Kary Mullis, Ballando nudi nel campo della mente – Paolo Rausa

Kary Mullis, Ballando nudi nel campo della mente – Paolo Rausa

          Da dove cominciare con Kary Mullis (1944-2019), scienziato americano, Premio Nobel nel 1993 per la Chimica, è molto complicato. Non certo per mancanza di simpatia che ci giunge dal suo saggio “Ballando nudi nel campo della mente”, già un presagio, ma per la vastità degli interessi e per la libertà totale della sua mente, de/nudata per poter accogliere tutte le suggestioni che provengono dallo studio, dalla esperienza, sperimentazione e anche dalla visione sovrumana sospinta e allargata dall’uso di oppiacei. Quell’LSD, acido lisergico, diffuso tra la generazione degli hyppies, negli anni caldi della contestazione studentesca. Era il 1968-69 quando i giovani misero in discussione una cultura al servizio del potere ‘imperialistico’, che opprimeva i popoli in lotta per la libertà e l’indipendenza, primo fra tutti il Vietnam. Allora sorse un movimento internazionale giovanile unito dall’idea di pace universale. “Con Mercurio e Marte in congiunzione in Sagittario era improbabile che io mi specializzassi in qualcosa di gestibile e chiaramente definito che non fosse la biochimica. Sarei diventato un biochimico o un astrofisico. Mi soffermai su entrambe le cose. Era il 1966. Alla fine il mio corpo vinse.”, confessa Kary Mullis, e più avanti aggiunge che la biochimica era più divertente, e lo è tuttora, insiste. Complice certo la madre che già a sei anni gli donò un piccolo laboratorio di chimico, fornendogli così un suggerimento prezioso.

        Il saggio del Kary Mullis è un viaggio nella sua vita alla ricerca di sé stesso, alla conquista delle leggi che sovrintendono la vita sulla terra, fra gli elementi e nell’essere umano. Seppure i suoi compagni di studi fossero scettici sulla sua riuscita come scienziato, di promettente studioso che amava oltre alla scienza, anche le donne e il surf, Kary Mullis era divertito dalla composizione e scomposizione degli elementi, come possibilità di aiutare l’umanità a debellare le malattie più gravi agendo sul DNA. Giunse così ad inventare la reazione a catena della polimerasi (PCR), una procedura che avrebbe reso la struttura delle molecole che accompagnano i nostri geni visibili “come tabelloni pubblicitari nel deserto e maneggevoli come soldatini di piombo”, premiato nel 1993 con il Nobel per la Chimica. La procedura era stata pensata per diagnosticare le malattie, esaminando la mappa genetica di un individuo, ma anche per scoprire patologie infettive. “Voglio che i miei occhi continuino a vedere, il mio cuore a battere, e che le eccitanti funzioni sessuali continuino a funzionare.”, propositi che costituiscono la molla che spingono Kary Mullis ad affrontare i misteri della vita e nello stesso tempo produrre sostanze che abbiano effetti significativi su qualsiasi forma di vita e che potrebbero aiutare a guarire il midollo spinale, curare il diabete, ecc.
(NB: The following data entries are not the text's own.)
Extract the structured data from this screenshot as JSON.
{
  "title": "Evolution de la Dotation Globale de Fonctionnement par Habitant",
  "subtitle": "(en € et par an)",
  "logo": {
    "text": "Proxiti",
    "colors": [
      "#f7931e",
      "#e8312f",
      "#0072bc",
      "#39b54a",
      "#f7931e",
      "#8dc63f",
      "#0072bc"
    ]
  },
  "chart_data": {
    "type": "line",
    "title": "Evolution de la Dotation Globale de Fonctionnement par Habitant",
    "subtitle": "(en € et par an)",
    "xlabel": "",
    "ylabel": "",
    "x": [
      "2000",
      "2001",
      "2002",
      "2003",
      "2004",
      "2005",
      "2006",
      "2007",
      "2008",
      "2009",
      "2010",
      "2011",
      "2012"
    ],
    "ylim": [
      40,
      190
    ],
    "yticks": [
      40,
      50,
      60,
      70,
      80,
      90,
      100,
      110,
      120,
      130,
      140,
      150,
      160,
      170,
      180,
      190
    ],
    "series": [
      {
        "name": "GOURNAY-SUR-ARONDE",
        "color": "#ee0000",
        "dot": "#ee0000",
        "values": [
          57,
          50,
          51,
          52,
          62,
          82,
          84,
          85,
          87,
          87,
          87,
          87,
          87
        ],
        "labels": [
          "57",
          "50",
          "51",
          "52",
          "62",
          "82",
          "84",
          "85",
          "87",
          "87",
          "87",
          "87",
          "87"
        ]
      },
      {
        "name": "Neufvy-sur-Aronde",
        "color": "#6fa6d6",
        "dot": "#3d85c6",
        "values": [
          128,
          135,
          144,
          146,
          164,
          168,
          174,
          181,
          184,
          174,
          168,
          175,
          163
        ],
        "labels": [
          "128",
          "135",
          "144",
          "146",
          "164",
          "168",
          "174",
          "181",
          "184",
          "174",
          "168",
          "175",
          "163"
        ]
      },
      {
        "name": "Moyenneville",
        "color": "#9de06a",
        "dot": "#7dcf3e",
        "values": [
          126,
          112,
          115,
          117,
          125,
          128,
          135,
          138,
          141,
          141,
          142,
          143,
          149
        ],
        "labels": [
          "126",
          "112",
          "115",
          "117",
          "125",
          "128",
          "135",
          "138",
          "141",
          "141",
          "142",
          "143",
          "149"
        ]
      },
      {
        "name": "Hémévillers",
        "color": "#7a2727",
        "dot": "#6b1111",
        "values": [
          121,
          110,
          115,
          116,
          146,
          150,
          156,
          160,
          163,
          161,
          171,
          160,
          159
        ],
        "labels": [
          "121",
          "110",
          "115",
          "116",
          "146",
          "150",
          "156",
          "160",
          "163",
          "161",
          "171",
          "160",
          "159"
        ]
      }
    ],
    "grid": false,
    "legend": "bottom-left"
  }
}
La sua eccentricità e la sua eresia, le sue roventi polemiche contro gli scienziati accusati di spillare soldi pubblici solo per un senso di conformazione e adesione al potere e all’economia non traggano in inganno.
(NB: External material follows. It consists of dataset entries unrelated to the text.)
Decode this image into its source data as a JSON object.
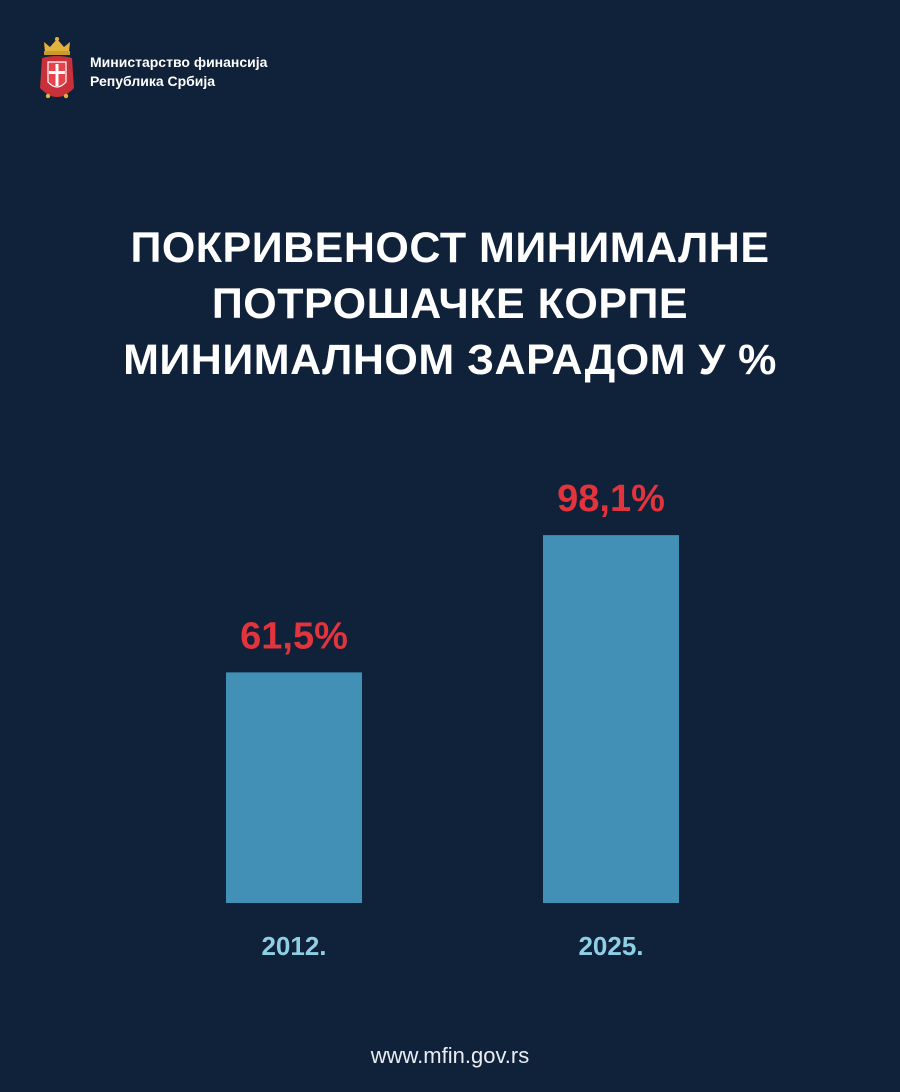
{
  "header": {
    "ministry_line1": "Министарство финансија",
    "ministry_line2": "Република Србија"
  },
  "title_lines": [
    "ПОКРИВЕНОСТ МИНИМАЛНЕ",
    "ПОТРОШАЧКЕ КОРПЕ",
    "МИНИМАЛНОМ ЗАРАДОМ У %"
  ],
  "chart_data": {
    "type": "bar",
    "title": "ПОКРИВЕНОСТ МИНИМАЛНЕ ПОТРОШАЧКЕ КОРПЕ МИНИМАЛНОМ ЗАРАДОМ У %",
    "categories": [
      "2012.",
      "2025."
    ],
    "values": [
      61.5,
      98.1
    ],
    "value_labels": [
      "61,5%",
      "98,1%"
    ],
    "xlabel": "",
    "ylabel": "",
    "grid": false,
    "colors": {
      "bar": "#4290b5",
      "value_label": "#e1343d",
      "category_label": "#8fcfe6",
      "background": "#10213a"
    }
  },
  "footer": {
    "url": "www.mfin.gov.rs"
  }
}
          Kary Mullis è uno scienziato che crede nelle sperimentazioni, ritornando allo spirito originario di Roberto Boyle, nel XVII secolo, che giunse a separare la scienza dalla dottrina religiosa e dalla morale. Per questo polemizza aspramente contro gli scienziati che hanno asserito dei concetti senza dimostrazione. Vale per la dichiarazione che il retrovirus HIV sia la causa dell’AIDS, oppure per le convinzioni che attribuiscono alle attività umane il surriscaldamento del pianeta. E va anche oltre, recuperando le forme della cultura popolare. “Come può qualcuno definirsi uno studioso del comportamento umano senza studiare un po’ di astrologia?”, si chiede polemizzando contro psicologi e sociologi i quali pensano, sbagliandosi, che l’astrologia sia una sciocchezza. “Io sono nato alle 17,48 ora di Greenwich del 28 dicembre 1944 a Lenoir, Caroline del Nord. E questo vi fornisce più informazioni su di me di quelle che potete trovare in questo libro.”, restituendo così dignità ad una pratica nata 5000 anni fa in Cina e in Babilonia, “civiltà che studiavano i cieli per cercare di capire meglio la vita sulla terra”. Le sue conclusioni sono saggie e mettono in guardia dalla tracotanza umana, la hubris greca, sostenendo che “il comportamento più adeguato per un essere umano è di sentirsi vivo e umile di fronte all’immensità del tutto”.